The Logic of Verbal Communication

by F.

I don’t pretend to have gotten my mind around all the goodies in this paper. But fortunately some of its contents have been predigested by Plus magazine:

Various mathematical techniques have been used to analyse texts in the past, but recently a team of physicists and language researchers, led by Elisha Moses of the Weizmann Institute in Israel and Jean-Pierre Eckmann of the University of Geneva, have refined an existing model in a way that seems to do the trick rather well.

To prove the point they applied their model to twelve of the most acclaimed texts of Western culture, including War and Peace by Tolstoi, Shakespeare’s Hamlet, Don Quixote by Cervantes and Kafka’s The Metamorphosis, as well as the scientific and philosophical works Relativity: The scpecial and the general theory by Einstein, The Critique of Pure Reason by Kant and Plato’s The Republic.

Their technique does seem to be able to spot the ideas that lie at the heart of each book, and can trace the way they interact and develop. It even allows them to identify linguistic structures that seem to be essential in helping our minds and memories reconstruct the author’s multi-dimensional world of ideas from the one-dimensional string of words on the page.

Their model is worth describing not only because it is useful, but also because it is amazingly elegant. It turns each book into a space with many dimensions in which each direction corresponds to a central idea. The narrative meanders through this conceptual forest and the path it traces out serves to understand the structure of the text.

So, what are the takeaways? One might be that it is better to keep paragraph length to around 200 words. The researchers

defined “windows of attention” of around 200 words (about a paragraph) and within these windows, they identified pairs of words that frequently occurred near each other (after eliminating “meaningless” words such as pronouns). From the resulting word lists and the frequencies with which the single words appeared in the text, the scientists’ mathematical analysis was used to construct a sort of network of “concept vectors” – linked words that convey the principal ideas of the text.

This is according to I actually find 200 words pretty long. The first quote in this post is around 230 words, and I split it into 4 bite-sized pieces for ease of reading on a computer screen. Of course, if you bite-size things too much, the text actually gets less clear.

In any event, if you’re not convinced that “simple and direct” is a good way to write, note that if the reader doesn’t get what you’re saying, they think you are the dummy, not them:

In a series of five experiments, [Oppenheimer] found people tended to rate the intelligence of authors who wrote essays in simpler language, using an easy to read font, as higher than those who authored more complex works.

“It’s important to point out that this research is not about problems with using long words, but about using long words needlessly,” said Oppenheimer. “Anything that makes a text hard to read and understand, such as unnecessarily long words or complicated fonts, will lower readers’ evaluations of the text and its author.

Mmm. Hulk understand writer. Writer smart. Mmm.

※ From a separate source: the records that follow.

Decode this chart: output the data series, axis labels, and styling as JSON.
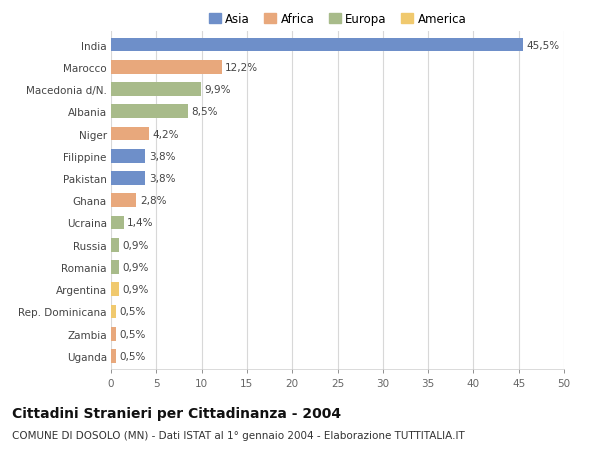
{
  "title": "Cittadini Stranieri per Cittadinanza - 2004",
  "subtitle": "COMUNE DI DOSOLO (MN) - Dati ISTAT al 1° gennaio 2004 - Elaborazione TUTTITALIA.IT",
  "legend_labels": [
    "Asia",
    "Africa",
    "Europa",
    "America"
  ],
  "legend_colors": [
    "#6e8fc9",
    "#e8a87c",
    "#a8bb8a",
    "#f0c96e"
  ],
  "countries": [
    "India",
    "Marocco",
    "Macedonia d/N.",
    "Albania",
    "Niger",
    "Filippine",
    "Pakistan",
    "Ghana",
    "Ucraina",
    "Russia",
    "Romania",
    "Argentina",
    "Rep. Dominicana",
    "Zambia",
    "Uganda"
  ],
  "values": [
    45.5,
    12.2,
    9.9,
    8.5,
    4.2,
    3.8,
    3.8,
    2.8,
    1.4,
    0.9,
    0.9,
    0.9,
    0.5,
    0.5,
    0.5
  ],
  "labels": [
    "45,5%",
    "12,2%",
    "9,9%",
    "8,5%",
    "4,2%",
    "3,8%",
    "3,8%",
    "2,8%",
    "1,4%",
    "0,9%",
    "0,9%",
    "0,9%",
    "0,5%",
    "0,5%",
    "0,5%"
  ],
  "colors": [
    "#6e8fc9",
    "#e8a87c",
    "#a8bb8a",
    "#a8bb8a",
    "#e8a87c",
    "#6e8fc9",
    "#6e8fc9",
    "#e8a87c",
    "#a8bb8a",
    "#a8bb8a",
    "#a8bb8a",
    "#f0c96e",
    "#f0c96e",
    "#e8a87c",
    "#e8a87c"
  ],
  "xlim": [
    0,
    50
  ],
  "xticks": [
    0,
    5,
    10,
    15,
    20,
    25,
    30,
    35,
    40,
    45,
    50
  ],
  "bg_color": "#ffffff",
  "grid_color": "#d8d8d8",
  "bar_height": 0.62,
  "title_fontsize": 10,
  "subtitle_fontsize": 7.5,
  "label_fontsize": 7.5,
  "tick_fontsize": 7.5,
  "legend_fontsize": 8.5
}
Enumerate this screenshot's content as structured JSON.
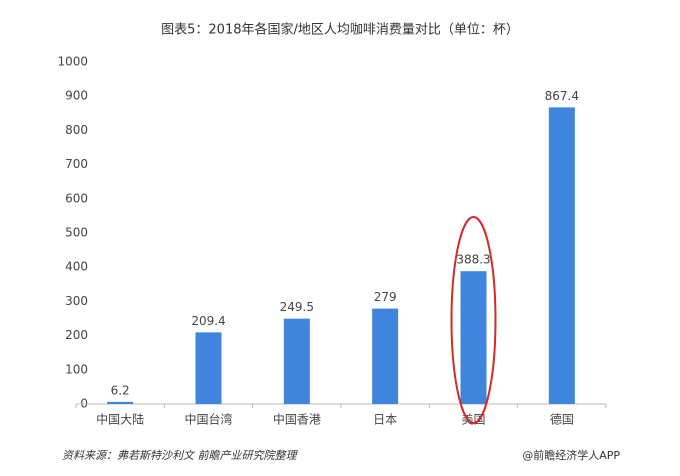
{
  "chart_data": {
    "type": "bar",
    "title": "图表5：2018年各国家/地区人均咖啡消费量对比（单位：杯）",
    "categories": [
      "中国大陆",
      "中国台湾",
      "中国香港",
      "日本",
      "美国",
      "德国"
    ],
    "values": [
      6.2,
      209.4,
      249.5,
      279,
      388.3,
      867.4
    ],
    "color": "#3f85dd",
    "ylim": [
      0,
      1000
    ],
    "yticks": [
      0,
      100,
      200,
      300,
      400,
      500,
      600,
      700,
      800,
      900,
      1000
    ],
    "grid": false
  },
  "source": "资料来源：弗若斯特沙利文  前瞻产业研究院整理",
  "credit": "@前瞻经济学人APP"
}
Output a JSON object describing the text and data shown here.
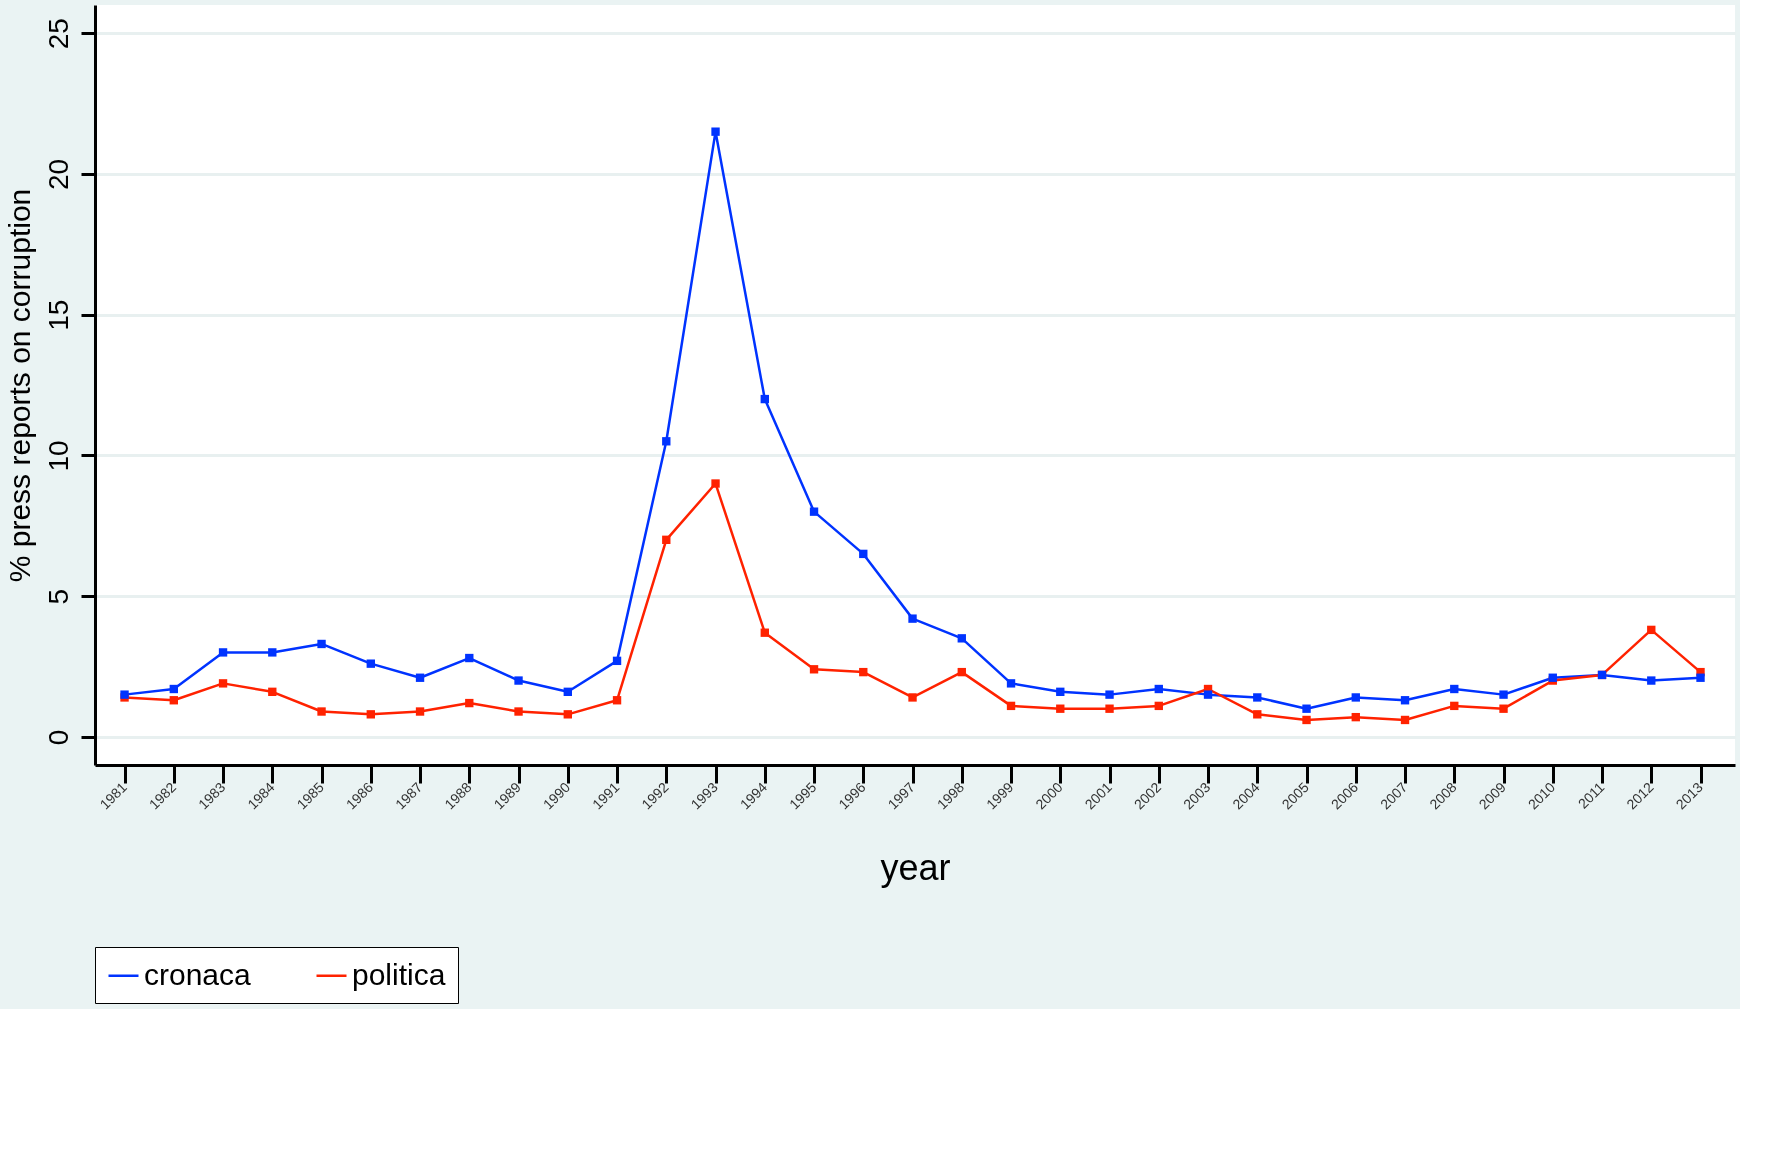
{
  "chart_data": {
    "type": "line",
    "xlabel": "year",
    "ylabel": "% press reports on corruption",
    "x": [
      1981,
      1982,
      1983,
      1984,
      1985,
      1986,
      1987,
      1988,
      1989,
      1990,
      1991,
      1992,
      1993,
      1994,
      1995,
      1996,
      1997,
      1998,
      1999,
      2000,
      2001,
      2002,
      2003,
      2004,
      2005,
      2006,
      2007,
      2008,
      2009,
      2010,
      2011,
      2012,
      2013
    ],
    "series": [
      {
        "name": "cronaca",
        "color": "#0033ff",
        "values": [
          1.5,
          1.7,
          3.0,
          3.0,
          3.3,
          2.6,
          2.1,
          2.8,
          2.0,
          1.6,
          2.7,
          10.5,
          21.5,
          12.0,
          8.0,
          6.5,
          4.2,
          3.5,
          1.9,
          1.6,
          1.5,
          1.7,
          1.5,
          1.4,
          1.0,
          1.4,
          1.3,
          1.7,
          1.5,
          2.1,
          2.2,
          2.0,
          2.1
        ]
      },
      {
        "name": "politica",
        "color": "#ff2200",
        "values": [
          1.4,
          1.3,
          1.9,
          1.6,
          0.9,
          0.8,
          0.9,
          1.2,
          0.9,
          0.8,
          1.3,
          7.0,
          9.0,
          3.7,
          2.4,
          2.3,
          1.4,
          2.3,
          1.1,
          1.0,
          1.0,
          1.1,
          1.7,
          0.8,
          0.6,
          0.7,
          0.6,
          1.1,
          1.0,
          2.0,
          2.2,
          3.8,
          2.3
        ]
      }
    ],
    "xlim": [
      1980.4,
      2013.7
    ],
    "xticks": [
      1981,
      1982,
      1983,
      1984,
      1985,
      1986,
      1987,
      1988,
      1989,
      1990,
      1991,
      1992,
      1993,
      1994,
      1995,
      1996,
      1997,
      1998,
      1999,
      2000,
      2001,
      2002,
      2003,
      2004,
      2005,
      2006,
      2007,
      2008,
      2009,
      2010,
      2011,
      2012,
      2013
    ],
    "ylim": [
      -1,
      26
    ],
    "yticks": [
      0,
      5,
      10,
      15,
      20,
      25
    ],
    "grid": "y",
    "legend": "bottom",
    "marker": "square",
    "line_style": "solid"
  }
}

More on this research here. And, finally, from the realm of art (in this case film), a quote from Steven Soderbergh in an interview with The Believer that should be taped to the mental refrigerator:

THE BELIEVER: What is the hardest thing about filmmaking?

STEVEN SODERBERGH: I will say, and coming from someone who’s made some of the movies and TV I’ve made, it may seem disingenuous—but the hardest thing in the world is to be good and clear when creating anything. It’s the hardest thing in the world. It’s really easy to be obscure and elliptical and so fucking hard to be good and clear. It breaks people. Because you don’t often get encouragement to do that, to be good and clear.